In a press release from the YGDNA, they claim staffing problems at Northside are leading to nurse retention issues.
“Many nurses have left CHS-Northside citing a bad work environment, leaving open positions that CHS-Northside is unwilling to fill, adding to the deteriorating work environment. Instead of addressing and working on these issues, CHS-Northside would rather put patients at risk by increasing nurse to patient ratios and forcing nurses to work overtime – a potentially dangerous practice that contributes heavily to nurse fatigue and nursing practice errors, jeopardizing patient care. Mandatory overtime is banned within the CHS-Northside and YGDNA collective bargaining agreement,” the release states.
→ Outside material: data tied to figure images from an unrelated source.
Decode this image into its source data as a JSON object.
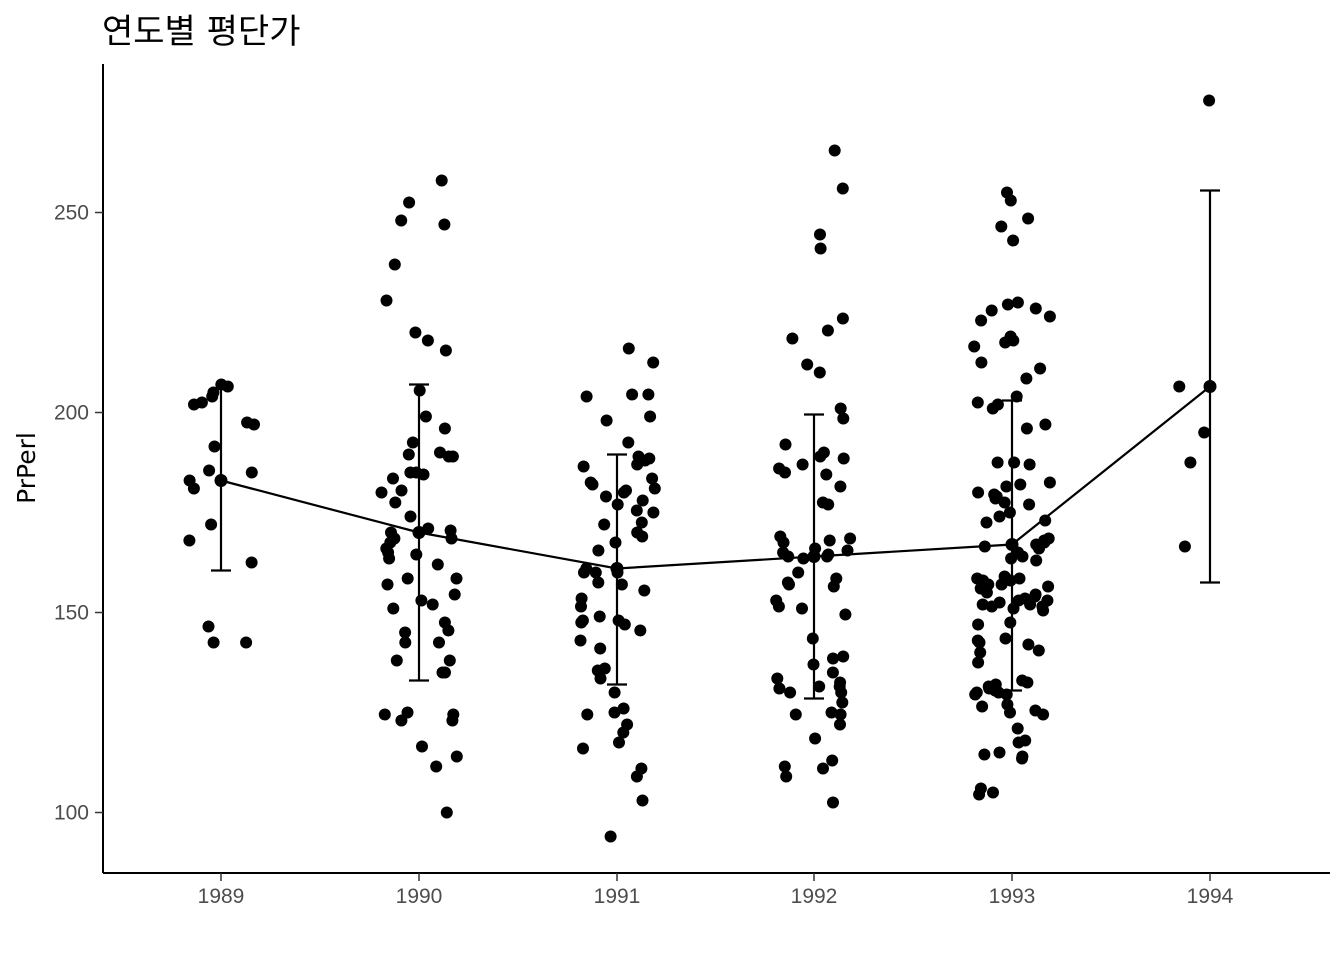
{
  "chart_data": {
    "type": "scatter",
    "title": "연도별 평단가",
    "xlabel": "",
    "ylabel": "PrPerl",
    "categories": [
      "1989",
      "1990",
      "1991",
      "1992",
      "1993",
      "1994"
    ],
    "ylim": [
      85,
      290
    ],
    "yticks": [
      100,
      150,
      200,
      250
    ],
    "grid": false,
    "legend": "none",
    "colors": {
      "points": "#000000",
      "line": "#000000",
      "axis": "#000000",
      "tick_text": "#4d4d4d"
    },
    "mean_line": [
      {
        "x": "1989",
        "y": 183
      },
      {
        "x": "1990",
        "y": 170
      },
      {
        "x": "1991",
        "y": 161
      },
      {
        "x": "1992",
        "y": 164
      },
      {
        "x": "1993",
        "y": 167
      },
      {
        "x": "1994",
        "y": 206.5
      }
    ],
    "error_bars": [
      {
        "x": "1989",
        "low": 160.5,
        "high": 206
      },
      {
        "x": "1990",
        "low": 133,
        "high": 207
      },
      {
        "x": "1991",
        "low": 132,
        "high": 189.5
      },
      {
        "x": "1992",
        "low": 128.5,
        "high": 199.5
      },
      {
        "x": "1993",
        "low": 130.5,
        "high": 203
      },
      {
        "x": "1994",
        "low": 157.5,
        "high": 255.5
      }
    ],
    "points": {
      "1989": [
        207,
        202.5,
        205,
        206.5,
        204,
        202,
        197,
        197.5,
        191.5,
        185,
        185.5,
        181,
        183,
        172,
        168,
        162.5,
        146.5,
        142.5,
        142.5
      ],
      "1990": [
        258,
        252.5,
        248,
        247,
        237,
        228,
        220,
        218,
        215.5,
        205.5,
        199,
        196,
        192.5,
        190,
        189,
        189.5,
        189,
        185,
        185,
        184.5,
        183.5,
        180.5,
        180,
        177.5,
        174,
        171,
        170.5,
        170,
        168.5,
        168.5,
        167.5,
        166,
        165,
        164.5,
        163.5,
        162,
        158.5,
        158.5,
        157,
        154.5,
        153,
        152,
        151,
        147.5,
        145.5,
        145,
        142.5,
        142.5,
        138,
        138,
        135,
        135,
        125,
        124.5,
        124.5,
        123,
        123,
        116.5,
        114,
        111.5,
        100
      ],
      "1991": [
        216,
        212.5,
        204.5,
        204.5,
        204,
        199,
        198,
        192.5,
        189,
        188.5,
        188,
        187,
        186.5,
        183.5,
        182.5,
        182,
        181,
        180.5,
        180,
        179,
        178,
        177,
        175,
        175.5,
        172.5,
        172,
        170,
        169,
        167.5,
        165.5,
        161,
        160,
        160,
        160,
        157.5,
        157,
        155.5,
        153.5,
        151.5,
        149,
        148,
        148,
        147.5,
        147,
        145.5,
        143,
        141,
        136,
        135.5,
        133.5,
        130,
        126,
        125,
        124.5,
        122,
        120,
        117.5,
        116,
        111,
        109,
        103,
        94
      ],
      "1992": [
        265.5,
        256,
        244.5,
        241,
        223.5,
        220.5,
        218.5,
        212,
        210,
        201,
        198.5,
        192,
        190,
        189,
        188.5,
        187,
        186,
        185,
        184.5,
        181.5,
        177.5,
        177,
        169,
        168.5,
        168,
        167.5,
        166,
        165.5,
        165,
        164.5,
        164,
        164,
        163.5,
        160,
        158.5,
        157.5,
        157,
        156.5,
        153,
        151.5,
        151,
        149.5,
        143.5,
        139,
        138.5,
        137,
        135,
        133.5,
        132.5,
        131.5,
        131.5,
        131,
        130,
        130,
        127.5,
        125,
        124.5,
        124.5,
        122,
        118.5,
        113,
        111.5,
        111,
        109,
        102.5
      ],
      "1993": [
        255,
        253,
        248.5,
        246.5,
        243,
        227.5,
        227,
        226,
        225.5,
        224,
        223,
        219,
        218,
        217.5,
        216.5,
        212.5,
        211,
        208.5,
        204,
        202.5,
        202,
        201,
        197,
        196,
        187.5,
        187.5,
        187,
        182.5,
        182,
        181.5,
        180,
        179.5,
        179,
        178.5,
        177.5,
        177,
        175,
        174,
        173,
        172.5,
        168.5,
        168,
        167.5,
        167,
        166.5,
        166,
        165,
        164,
        163.5,
        163,
        159,
        158.5,
        158.5,
        158,
        158,
        157,
        157,
        156.5,
        156,
        155,
        154.5,
        154,
        153.5,
        153,
        153,
        152.5,
        152,
        152,
        151.5,
        151.5,
        151,
        150.5,
        147.5,
        147,
        143.5,
        143,
        142.5,
        142,
        140.5,
        140,
        137.5,
        133,
        132.5,
        132,
        131.5,
        131,
        131,
        130.5,
        130,
        130,
        129.5,
        129.5,
        127,
        126.5,
        125.5,
        125,
        124.5,
        121,
        118,
        117.5,
        115,
        114.5,
        114,
        113.5,
        106,
        105,
        104.5
      ],
      "1994": [
        278,
        206.5,
        195,
        187.5,
        166.5
      ]
    }
  }
}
In June, 52 nurses were involved in a set of mass grievances filed against CHS-Northside because they were being forced by the facility to work mandatory overtime despite the CHS-Northside/YGDNA contract. The arbitration hearing concluded June 3 and a decision has not been reached.
Trish Hrina, vice president of marketing and public relation at ValleyCare Health System of Ohio, sent the following response to Tuesday’s rally:
Providing safe, quality patient care is our highest priority at Northside Medical Center. We staff our hospital to meet the volume and medical needs of our patients and in accordance with Ohio’s Safe Staffing Law and we value all of our employees for their role in helping to deliver that care. We provide good working conditions as well as fair compensation and benefits. We do not use mandatory overtime except in extraordinary situations. When mandatory overtime is worked, nurses receive three times their base rate of pay for such time in accordance with our contract with the Ohio Nurses Association.
Negotiations between the ONA and Northside Medical Center are ongoing toward a mutually acceptable agreement.